Canary Mission’s creators have remained more or less anonymous since it first appeared in 2015, though journalists have speculated as to the identity of its creator. In a May 2015 article published by the Forward, Josh Nathan-Kazis writes, “The Web domain is registered in a way that hides its ownership. Though the site says that Canary Mission ‘is a non-profit organization,’ no group called Canary Mission is currently registered with the IRS as eligible to receive tax-deductible contributions, and the website indicates no fiscal sponsor through which it can accept donations. The group’s MailChimp account identifies its ZIP code as 10458, a corner of the Bronx that includes Fordham University.”

A September 2015 follow-up article reported that a link on the Canary Mission website meant to link to the organization’s Twitter page temporarily linked to “the personal Twitter page of a South African-born resident of Israel named Warren Betzalel Lapidus.” According to the Forward article, “Lapidus identified himself on Facebook as the editorial director of an online Israel advocacy operation called Free Middle East.” As of October 27, 2016, both Lapidus’ Twitter page and the website for Free Middle East, both linked to in the Forward article, no longer lead to active sites. Canary Mission, however, remains up and running.

Though Horowitz does not deny responsibility for the posters, he has refused to reveal the identities of anyone working for him. In an interview with the Tufts Daily published on October 21, Horowitz said, “I have people who make posters and they have people who put them up. I have no idea who they are so I can’t answer this question and I wouldn’t if I could.”  When asked again, by the Observer, who puts up the posters for him, or if he sees irony in protecting the identities of those people while listing the names of students and professors on his posters, Horowitz refused to respond, only saying, “These are not reporter’s questions. They are more like a police inquisition in a totalitarian state, such as Gaza or the West Bank. They are accusatory and indicting.”

Habeeb said, “The irony is that the people behind these efforts of silencing prefer to remain anonymous…They want everybody to know who we are, and to link us to libelous claims that they cannot substantiate, but they refuse to reveal who they are.”

Horowitz also refused to answer questions about who he sees as his main supporters, where his organization receives funds from, and whether his goal is for students and professors to be verbally or physically attacked as a result of his posters. He did, however, deny that students were named on the posters. “First of all we did not name students and we did not ‘label them terrorists.’ That is false,” he said. “We identified them as supporters of BDS and SJP and of the terrorist regimes in Palestine and Gaza.” It is unclear what Horowitz thinks it means to name students. Regardless, students are listed by first and last name on the posters.
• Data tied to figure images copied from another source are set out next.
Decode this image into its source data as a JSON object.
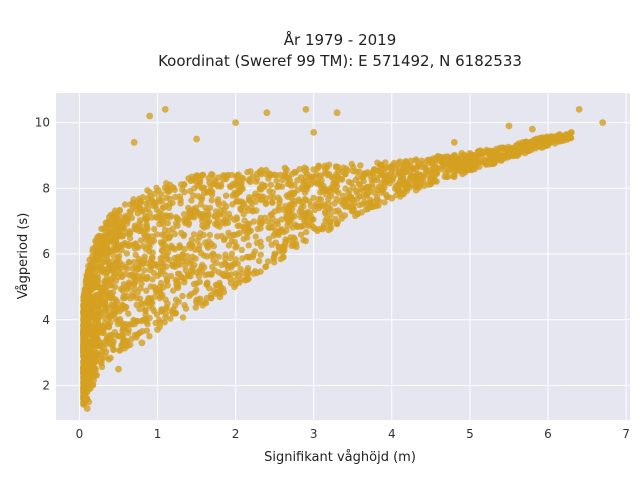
{
  "chart_data": {
    "type": "scatter",
    "title_line1": "År 1979 - 2019",
    "title_line2": "Koordinat (Sweref 99 TM): E 571492, N 6182533",
    "xlabel": "Signifikant våghöjd (m)",
    "ylabel": "Vågperiod (s)",
    "xlim": [
      -0.3,
      7.05
    ],
    "ylim": [
      0.95,
      10.9
    ],
    "xticks": [
      "0",
      "1",
      "2",
      "3",
      "4",
      "5",
      "6",
      "7"
    ],
    "yticks": [
      "2",
      "4",
      "6",
      "8",
      "10"
    ],
    "grid": true,
    "marker_color": "#d4a020",
    "plot_background": "#e5e6ef",
    "series": [
      {
        "points": [
          [
            0.1,
            1.3
          ],
          [
            0.12,
            1.5
          ],
          [
            0.1,
            2.0
          ],
          [
            0.12,
            2.6
          ],
          [
            0.15,
            3.0
          ],
          [
            0.2,
            3.6
          ],
          [
            0.2,
            4.5
          ],
          [
            0.25,
            5.0
          ],
          [
            0.3,
            5.5
          ],
          [
            0.3,
            6.0
          ],
          [
            0.4,
            6.4
          ],
          [
            0.5,
            6.8
          ],
          [
            0.6,
            7.1
          ],
          [
            0.5,
            2.5
          ],
          [
            0.8,
            3.3
          ],
          [
            1.0,
            3.7
          ],
          [
            1.2,
            4.2
          ],
          [
            1.5,
            4.6
          ],
          [
            1.8,
            4.8
          ],
          [
            2.0,
            5.2
          ],
          [
            2.5,
            6.0
          ],
          [
            3.0,
            6.8
          ],
          [
            3.5,
            7.3
          ],
          [
            4.0,
            7.7
          ],
          [
            4.5,
            8.2
          ],
          [
            5.0,
            8.6
          ],
          [
            5.5,
            9.0
          ],
          [
            6.0,
            9.4
          ],
          [
            6.3,
            9.7
          ],
          [
            6.7,
            10.0
          ],
          [
            6.4,
            10.4
          ],
          [
            5.5,
            9.9
          ],
          [
            5.8,
            9.8
          ],
          [
            4.8,
            9.4
          ],
          [
            3.0,
            9.7
          ],
          [
            2.9,
            10.4
          ],
          [
            2.4,
            10.3
          ],
          [
            1.1,
            10.4
          ],
          [
            0.9,
            10.2
          ],
          [
            0.7,
            9.4
          ],
          [
            1.5,
            9.5
          ],
          [
            2.0,
            10.0
          ],
          [
            3.3,
            10.3
          ],
          [
            1.8,
            4.7
          ]
        ]
      }
    ]
  }
}
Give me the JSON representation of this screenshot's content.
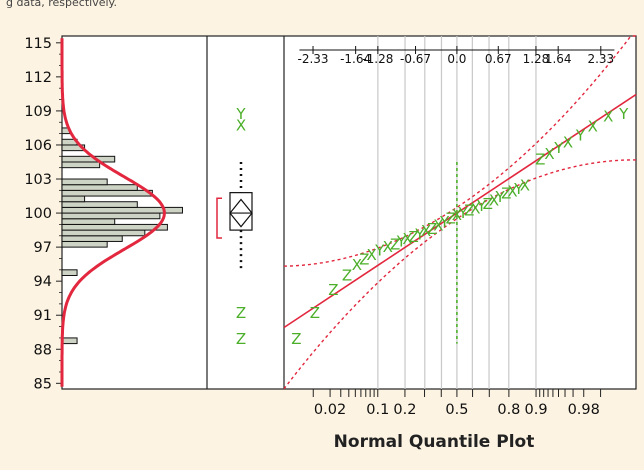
{
  "header_fragment": "g data, respectively.",
  "chart_data": {
    "type": "distribution",
    "ylim": [
      84.5,
      115.6
    ],
    "y_ticks": [
      85,
      88,
      91,
      94,
      97,
      100,
      103,
      106,
      109,
      112,
      115
    ],
    "histogram": {
      "type": "bar",
      "bin_width": 0.5,
      "bins": [
        {
          "y": 88.75,
          "count": 2
        },
        {
          "y": 94.75,
          "count": 2
        },
        {
          "y": 97.25,
          "count": 6
        },
        {
          "y": 97.75,
          "count": 8
        },
        {
          "y": 98.25,
          "count": 11
        },
        {
          "y": 98.75,
          "count": 14
        },
        {
          "y": 99.25,
          "count": 7
        },
        {
          "y": 99.75,
          "count": 13
        },
        {
          "y": 100.25,
          "count": 16
        },
        {
          "y": 100.75,
          "count": 10
        },
        {
          "y": 101.25,
          "count": 3
        },
        {
          "y": 101.75,
          "count": 12
        },
        {
          "y": 102.25,
          "count": 10
        },
        {
          "y": 102.75,
          "count": 6
        },
        {
          "y": 104.25,
          "count": 5
        },
        {
          "y": 104.75,
          "count": 7
        },
        {
          "y": 105.75,
          "count": 3
        },
        {
          "y": 106.25,
          "count": 2
        },
        {
          "y": 107.25,
          "count": 1
        }
      ],
      "count_max": 17,
      "normal_fit": {
        "mean": 100.0,
        "sd": 3.2,
        "peak_count": 13.6,
        "color": "#e2273e"
      }
    },
    "boxplot": {
      "type": "box",
      "whisker_low": 95.0,
      "q1": 98.5,
      "median": 100.0,
      "q3": 101.8,
      "whisker_high": 104.5,
      "mean": 100.0,
      "mean_ci": [
        98.8,
        101.2
      ],
      "shortest_half": [
        97.8,
        101.3
      ],
      "outliers": [
        {
          "y": 108.8,
          "marker": "Y"
        },
        {
          "y": 107.8,
          "marker": "X"
        },
        {
          "y": 91.3,
          "marker": "Z"
        },
        {
          "y": 89.0,
          "marker": "Z"
        }
      ]
    },
    "quantile_plot": {
      "type": "scatter",
      "xlabel": "Normal Quantile Plot",
      "bottom_ticks": [
        0.02,
        0.1,
        0.2,
        0.5,
        0.8,
        0.9,
        0.98
      ],
      "bottom_tick_labels": [
        "0.02",
        "0.1",
        "0.2",
        "0.5",
        "0.8",
        "0.9",
        "0.98"
      ],
      "top_ticks": [
        "-2.33",
        "-1.64",
        "-1.28",
        "-0.67",
        "0.0",
        "0.67",
        "1.28",
        "1.64",
        "2.33"
      ],
      "gridlines_at_z": [
        -1.28,
        -0.84,
        -0.52,
        -0.25,
        0.0,
        0.25,
        0.52,
        0.84,
        1.28
      ],
      "fit_line": {
        "mean": 100.0,
        "sd": 3.6,
        "color": "#e2273e"
      },
      "confidence_band": {
        "halfwidth_at_center": 0.5,
        "growth": 1.25
      },
      "marker_color": "#4caf2a",
      "points": [
        {
          "z": -2.6,
          "y": 89.0,
          "marker": "Z"
        },
        {
          "z": -2.3,
          "y": 91.3,
          "marker": "Z"
        },
        {
          "z": -2.0,
          "y": 93.3,
          "marker": "Z"
        },
        {
          "z": -1.78,
          "y": 94.6,
          "marker": "Z"
        },
        {
          "z": -1.62,
          "y": 95.5,
          "marker": "X"
        },
        {
          "z": -1.5,
          "y": 96.0,
          "marker": "Z"
        },
        {
          "z": -1.38,
          "y": 96.4,
          "marker": "X"
        },
        {
          "z": -1.25,
          "y": 96.8,
          "marker": "Y"
        },
        {
          "z": -1.12,
          "y": 97.1,
          "marker": "X"
        },
        {
          "z": -1.0,
          "y": 97.3,
          "marker": "Z"
        },
        {
          "z": -0.9,
          "y": 97.6,
          "marker": "Y"
        },
        {
          "z": -0.8,
          "y": 97.8,
          "marker": "X"
        },
        {
          "z": -0.7,
          "y": 98.0,
          "marker": "Z"
        },
        {
          "z": -0.6,
          "y": 98.2,
          "marker": "Y"
        },
        {
          "z": -0.5,
          "y": 98.5,
          "marker": "X"
        },
        {
          "z": -0.4,
          "y": 98.7,
          "marker": "Z"
        },
        {
          "z": -0.3,
          "y": 99.0,
          "marker": "X"
        },
        {
          "z": -0.2,
          "y": 99.3,
          "marker": "Y"
        },
        {
          "z": -0.1,
          "y": 99.6,
          "marker": "Z"
        },
        {
          "z": 0.0,
          "y": 99.9,
          "marker": "X"
        },
        {
          "z": 0.1,
          "y": 100.1,
          "marker": "Y"
        },
        {
          "z": 0.2,
          "y": 100.3,
          "marker": "Z"
        },
        {
          "z": 0.3,
          "y": 100.5,
          "marker": "X"
        },
        {
          "z": 0.4,
          "y": 100.7,
          "marker": "Y"
        },
        {
          "z": 0.5,
          "y": 100.9,
          "marker": "Z"
        },
        {
          "z": 0.6,
          "y": 101.2,
          "marker": "X"
        },
        {
          "z": 0.7,
          "y": 101.5,
          "marker": "Y"
        },
        {
          "z": 0.8,
          "y": 101.8,
          "marker": "Z"
        },
        {
          "z": 0.9,
          "y": 102.0,
          "marker": "X"
        },
        {
          "z": 1.0,
          "y": 102.2,
          "marker": "Y"
        },
        {
          "z": 1.1,
          "y": 102.5,
          "marker": "X"
        },
        {
          "z": 1.35,
          "y": 104.8,
          "marker": "Z"
        },
        {
          "z": 1.5,
          "y": 105.3,
          "marker": "X"
        },
        {
          "z": 1.65,
          "y": 105.8,
          "marker": "Y"
        },
        {
          "z": 1.8,
          "y": 106.3,
          "marker": "X"
        },
        {
          "z": 2.0,
          "y": 106.9,
          "marker": "Y"
        },
        {
          "z": 2.2,
          "y": 107.7,
          "marker": "X"
        },
        {
          "z": 2.45,
          "y": 108.6,
          "marker": "X"
        },
        {
          "z": 2.7,
          "y": 108.8,
          "marker": "Y"
        }
      ]
    }
  }
}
Despite all this, Moore still finds motivation in Horowitz’s tactics. He pointed out that the disconnects between the posters’ content and organizing happening at Tufts—naming people who are on Canary Mission rather than people who are most centrally involved with SJP—should “encourage folks that support Palestinian liberation at large, because there’s a disconnect between the threat and their capacity to organize,” he said. “So,” he continued, “in reading between the lines of their politics, I think we learn a lot about who they’re threatened by and the sort of alliances that threaten their cohesion, if you can call it that. And if we lean into that and we sort of take it as a sign that, you know, folks on the ground are doing great work, Black organizers like Kristian Davis Bailey and the reputation they’ve garnered for having these dualistic conversations, I think it’s encouraging in that way.”